COVID-19 Adds New Wrinkle in Shift to 2-Sided Risk in Oncology Care

April 23, 2020

Oncology practices could use more time to become accustomed to 2-sided risk even without a global pandemic, but the current crisis makes the need more urgent, say payment reform leaders at the Community Oncology Alliance virtual conference.

Asking federal officials to give oncology practices pursuing alternative payment models (APMs) more time before shifting to 2-sided risk was already a worthy cause. But the global pandemic of coronavirus disease 2019 (COVID-19) gives this request more urgency, according to the co-chairs of payment reform committee of the Community Oncology Alliance (COA), which held a panel discussion on the first day of the group’s virtual meeting.

Moderated by Bo Gamble, COA’s director of Strategic Practice Initiatives, the discussion with co-chairs Kashyap Patel, MD, chief executive officer of Carolina Blood & Cancer Care Associates, and Lalan Wilfong, MD, executive vice president for Value Based Care & Quality Programs at Texas Oncology, showed that several practices taking part in the Oncology Care Model (OCM), advanced by the Center for Medicare and Medicaid Innovation (CMMI), were willing to commit to 2-sided risk despite their struggles thus far to achieve bonus payments under the model.

COA surveyed 175 practices, receiving 68 responses, and learned that 32% of practices planned to pursue 2-sided risk despite not having received a performance-based payment in the first 4 evaluation periods. “That was really amazing to us,” Gamble said. For the practices, however, value-based payment represents the future, and they vowed to keep trying.

Patel, one of the few practice leaders who received bonus payment in each of the first 4 periods, explained how give-and-take between COA practices enrolled in the OCM has led to critical adjustments that have kept the cause of payment reform going. In particular, collaboration led to changes in calculations for stop loss that would have caused widespread abandonment of the OCM. But that collaboration is crucial now, because under an original schedule, the OCM was set to end and a new model, Oncology Care First (OCF), would take effect instead starting next year.

And then came COVID-19, which changed everything. For starters, the final look of OCF is on hold, Patel said, because CMS is busy dealing with the fallout of the pandemic. “We were expecting the model to come out by spring,” he said, but with COVID-19, “Everything has been postponed.”

Even before the current crisis, practices were asking for more time to get a feel for 2-sided risk—because oncologists are at widely varied states of readiness for such a change. Add a pandemic that has forced practices to conduct visits via telemedicine and puts patients with cancer at higher risk of hospitalization because they are immunocompromised, and all bets are off.

As Wilfong explained, the OCF features a dramatic change from a model built on a fee-for-service framework to a monthly prospective fee. “That’s a huge change, and practices need to fully understand what that looks like,” he said, so that staffing and operations can be aligned accordingly.

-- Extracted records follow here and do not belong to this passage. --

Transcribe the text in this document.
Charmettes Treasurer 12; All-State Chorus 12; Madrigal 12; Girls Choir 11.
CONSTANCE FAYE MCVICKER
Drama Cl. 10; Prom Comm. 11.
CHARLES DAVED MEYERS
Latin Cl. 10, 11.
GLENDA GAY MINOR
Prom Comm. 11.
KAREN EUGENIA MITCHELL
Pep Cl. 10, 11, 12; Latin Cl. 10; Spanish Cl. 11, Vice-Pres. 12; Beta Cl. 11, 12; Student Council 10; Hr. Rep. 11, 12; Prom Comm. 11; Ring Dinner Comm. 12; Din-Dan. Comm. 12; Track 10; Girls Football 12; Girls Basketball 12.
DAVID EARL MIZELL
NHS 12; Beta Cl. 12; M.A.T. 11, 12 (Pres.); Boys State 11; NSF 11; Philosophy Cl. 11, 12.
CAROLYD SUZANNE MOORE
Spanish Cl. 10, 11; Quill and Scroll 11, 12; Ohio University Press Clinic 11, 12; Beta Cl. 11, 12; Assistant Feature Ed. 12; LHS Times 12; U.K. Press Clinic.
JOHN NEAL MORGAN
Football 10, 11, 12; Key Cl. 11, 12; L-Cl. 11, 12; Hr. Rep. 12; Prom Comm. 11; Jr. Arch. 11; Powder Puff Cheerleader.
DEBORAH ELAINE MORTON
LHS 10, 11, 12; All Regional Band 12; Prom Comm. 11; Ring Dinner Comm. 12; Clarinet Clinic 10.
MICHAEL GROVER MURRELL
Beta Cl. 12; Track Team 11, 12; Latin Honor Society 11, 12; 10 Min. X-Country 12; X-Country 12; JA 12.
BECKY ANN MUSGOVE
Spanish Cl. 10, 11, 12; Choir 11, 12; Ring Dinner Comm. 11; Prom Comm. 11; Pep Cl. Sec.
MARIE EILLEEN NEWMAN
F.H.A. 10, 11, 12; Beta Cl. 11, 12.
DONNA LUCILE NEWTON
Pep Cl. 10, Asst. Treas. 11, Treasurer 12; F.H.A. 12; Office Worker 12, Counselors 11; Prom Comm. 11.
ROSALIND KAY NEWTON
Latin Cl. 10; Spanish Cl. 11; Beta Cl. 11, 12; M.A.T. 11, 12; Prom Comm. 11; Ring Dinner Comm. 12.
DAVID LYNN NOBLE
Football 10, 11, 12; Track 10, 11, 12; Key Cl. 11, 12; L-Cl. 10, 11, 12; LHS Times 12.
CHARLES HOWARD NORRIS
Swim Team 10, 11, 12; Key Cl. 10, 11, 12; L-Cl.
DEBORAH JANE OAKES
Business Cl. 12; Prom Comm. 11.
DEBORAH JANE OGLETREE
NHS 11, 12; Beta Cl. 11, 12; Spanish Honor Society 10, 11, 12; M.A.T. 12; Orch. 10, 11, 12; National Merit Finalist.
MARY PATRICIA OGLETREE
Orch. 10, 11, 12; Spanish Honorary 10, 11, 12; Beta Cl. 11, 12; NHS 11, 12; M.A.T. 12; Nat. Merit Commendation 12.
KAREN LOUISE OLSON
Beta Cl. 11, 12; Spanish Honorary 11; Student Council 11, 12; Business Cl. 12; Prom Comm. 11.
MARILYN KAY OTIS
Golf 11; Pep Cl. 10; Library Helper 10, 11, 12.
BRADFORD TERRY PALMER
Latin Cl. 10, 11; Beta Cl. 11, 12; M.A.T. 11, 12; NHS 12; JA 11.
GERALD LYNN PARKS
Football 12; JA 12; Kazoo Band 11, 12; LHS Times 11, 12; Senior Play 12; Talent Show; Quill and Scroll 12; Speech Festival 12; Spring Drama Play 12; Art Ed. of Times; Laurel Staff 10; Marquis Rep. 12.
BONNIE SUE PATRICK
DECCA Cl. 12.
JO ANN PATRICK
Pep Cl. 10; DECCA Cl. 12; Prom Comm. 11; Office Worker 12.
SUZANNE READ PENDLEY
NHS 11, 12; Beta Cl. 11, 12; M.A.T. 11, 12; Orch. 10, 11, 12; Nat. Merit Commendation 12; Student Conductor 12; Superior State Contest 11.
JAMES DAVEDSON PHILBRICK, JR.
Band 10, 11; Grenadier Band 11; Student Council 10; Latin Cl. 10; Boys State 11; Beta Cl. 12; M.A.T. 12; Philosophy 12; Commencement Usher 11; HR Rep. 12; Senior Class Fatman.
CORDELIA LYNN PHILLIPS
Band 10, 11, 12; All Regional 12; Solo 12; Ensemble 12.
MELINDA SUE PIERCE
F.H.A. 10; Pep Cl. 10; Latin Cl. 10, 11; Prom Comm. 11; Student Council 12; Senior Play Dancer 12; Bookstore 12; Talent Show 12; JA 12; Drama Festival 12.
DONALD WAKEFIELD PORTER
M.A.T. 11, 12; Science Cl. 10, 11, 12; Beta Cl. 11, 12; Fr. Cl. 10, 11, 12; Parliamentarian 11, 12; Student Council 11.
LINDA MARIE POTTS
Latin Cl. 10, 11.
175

Transparency is needed across the board, Wilfong said.

Models must reflect the differences among practices in the types of cancers treated, he said. “We have to make sure we’re adjusting for the patients in front of us,” Wilfong said. Multiple myeloma, for example, is an area with dramatic treatment advances, so that must be taking into account.

Gamble later explained the concept of “tiered ASP,” in which the percentage of average sales price (ASP) that practices receive for administering drugs would be on a sliding scale, with higher percentages for cheaper, generic drugs and much smaller ones for newer, 6-figure drugs. The idea, Gamble said, is to end the myth that oncologists prescribe based on what they will be paid. Also, he said, “it brings some great competition in the market to bring prices down.”

A year ago, COA was poised to bring a revised version of the OCM, called OCM 2.0, before a federal entity called the Physician-Focused Payment Model Technical Advisory Committee (PTAC), as a way to address the weaknesses seen in the original OCM, especially issues with the way it pays for drugs. Today, however, with the arrival of the proposed OCF, the group has reimagined OCM 2.0 as tiered model that includes commercial practices, with entry points for all types of practices—from those experienced with taking on risk to those just getting started.

And Wilfong said going forward, CMMI must reach a point of building models that recognize strong, ongoing performance. “Once you trim the fat, there’s a point where there’s no more fat to trim,” he said. “At some point, we had to really think about rewarding those practices for doing the right thing.…And then we have to also, especially now, think about minimizing our beneficiary costs.”